Mit Baby hinter Gittern

Felat Bozarslan | Daniel Derya Bellut
25. April 2019

"Lehrerin Ayse" wurde zur Symbolfigur für die Lage der Meinungsfreiheit im Land: sie prangerte in einer Fernsehshow die Auseinandersetzungen in den Kurdengebieten an und musste dafür mit ihrem Baby ins Gefängnis.

Türkei Ayse Celik
Ayse CelikBild: DW/F. Bozarslan

Die "Beyaz Show" war lange Zeit eine der beliebtesten Talk-Sendungen im türkischen Fernsehen - kaum jemand in der Türkei ließ sich freitag abends die familienfreundliche Unterhaltungsshow entgehen. Auch im Januar 2016 ist auf der braunen Couch der Show eine gemütliche Runde versammelt. Die Gäste amüsieren sich ausgelassen über die Pointen des Moderators - schütteln sich vor Lachen. Doch die gute Laune wird auf unerwartete Weise gedämpft. Eine Lehrerin, die sich zuvor als Telefongast beworben hatte, wird aus der ostanatolischen Kurdenmetropole Diyarbakir in der Live-Sendung zugeschaltet.

"Wisst ihr eigentlich, was hier bei uns im Osten los ist?", beginnt sie ihren Appell. "Das Schweigen muss ein Ende haben. Die Menschen sollen nicht mehr sterben, die Kinder sollen nicht mehr sterben, die Mütter sollen nicht mehr weinen", klagt Ayse Celik. Die junge Lehrerin möchte die Aufmerksamkeit auf die Kämpfe im Südosten der Türkei lenken, die ihrer Meinung nach zu wenig Beachtung in der Öffentlichkeit finden. Denn ab Sommer 2015 kam es dort monatelang zu Auseinandersetzungen zwischen der türkischen Armee und der PKK. Die verbotene Terrororganisation besetzte Städte, erklärte sie zu autonomen Zonen. Das türkische Militär reagierte mit einer Großoffensive.

Ayse Celik mit ihrer Tochter DeranBild: DW/F. Bozarslan

"Terroristische Propaganda"

Die Anruferin wird in der türkischen Öffentlichkeit schnell zu "Ayse Ögretmen", zu deutsch der "Lehrerin Ayse", und zu einer Symbolfigur für Auswüchse in der türkischen Justiz. Zwar fasst das Publikum ihre Meinungsäußerung positiv auf, es gibt sogar tosenden Applaus. Die türkische Justiz dagegen sieht in ihrer Aussage  "terroristische Propaganda" und bestraft die Lehrerin drakonisch: 15 Monate Haft in einem Gefängnis in Diyarbakir, das Einheimische oft als die "Hölle von Diyarbakir" bezeichnen.

Doch das Urteil trifft nicht nur sie alleine. Sie muss ihr Baby mit ins Gefängnis nehmen. Die Bilder haben sich bei vielen Türken eingebrannt: wie Celik im April 2018 ihre Haftstrafe antritt, sich zögerlich dem Gefängnistor in Diyarbakir nähert, auf dem Arm ihren acht Monate alten Säugling.

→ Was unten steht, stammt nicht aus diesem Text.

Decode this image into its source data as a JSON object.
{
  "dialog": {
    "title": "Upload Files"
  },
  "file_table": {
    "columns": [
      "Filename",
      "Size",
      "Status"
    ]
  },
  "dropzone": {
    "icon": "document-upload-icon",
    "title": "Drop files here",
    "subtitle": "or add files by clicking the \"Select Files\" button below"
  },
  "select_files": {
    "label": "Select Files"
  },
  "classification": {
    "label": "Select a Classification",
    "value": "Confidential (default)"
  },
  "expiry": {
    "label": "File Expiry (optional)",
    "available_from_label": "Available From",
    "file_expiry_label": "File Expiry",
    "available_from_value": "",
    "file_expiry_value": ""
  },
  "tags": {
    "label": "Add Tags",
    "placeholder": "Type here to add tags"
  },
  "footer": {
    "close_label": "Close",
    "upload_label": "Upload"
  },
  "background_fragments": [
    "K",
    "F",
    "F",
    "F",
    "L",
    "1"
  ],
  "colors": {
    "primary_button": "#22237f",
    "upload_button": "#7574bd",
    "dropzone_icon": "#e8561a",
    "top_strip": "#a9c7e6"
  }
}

Ayse Celik saß im April 2018 zwei Wochen lang im KnastBild: DW/F. Bozarslan

"Ich habe kein Verbrechen begangen. Ich habe nur mein tiefes Mitgefühl zum Ausdruck gebracht. Dafür dass Kinder (in Konflikten) besonders verwundbar sind." Sie würde nach wie vor zu ihren Worten stehen, lässt sie der Deutschen Welle über ihren Anwalt ausrichten. Celiks Anwalt Mahsuni Karaman berichtet der DW über unwürdige Haftbedingungen im Gefängnis. In einer Zelle, die eigentlich für 12 Leute vorgesehen sei, würde man acht Kinder und 51 Erwachsene unterbringen. Weil es nicht genügend Schlafmöglichkeiten gebe, müssten sich mehrere Häftlinge ein Bett teilen. Aufgrund dieser Bedingungen seien die Kinder permanent krank, so der Anwalt.

Hunderte Frauen mit Kindern im Knast

Wegen der belastenden Bedingungen für ihr Baby erhebt Celik Einspruch gegen das Gerichtsurteil. Mit Erfolg: Sie wird vorübergehend entlassen. Doch seit letzter Woche ist das Urteil endgültig rechtskräftig, sie muss wieder hinter Gitter. Sie entscheidet sich - wohl oder übel - das Kind bei der Großmutter zu lassen. "Ich vermisse mein Kind sehr", sagt sie der DW.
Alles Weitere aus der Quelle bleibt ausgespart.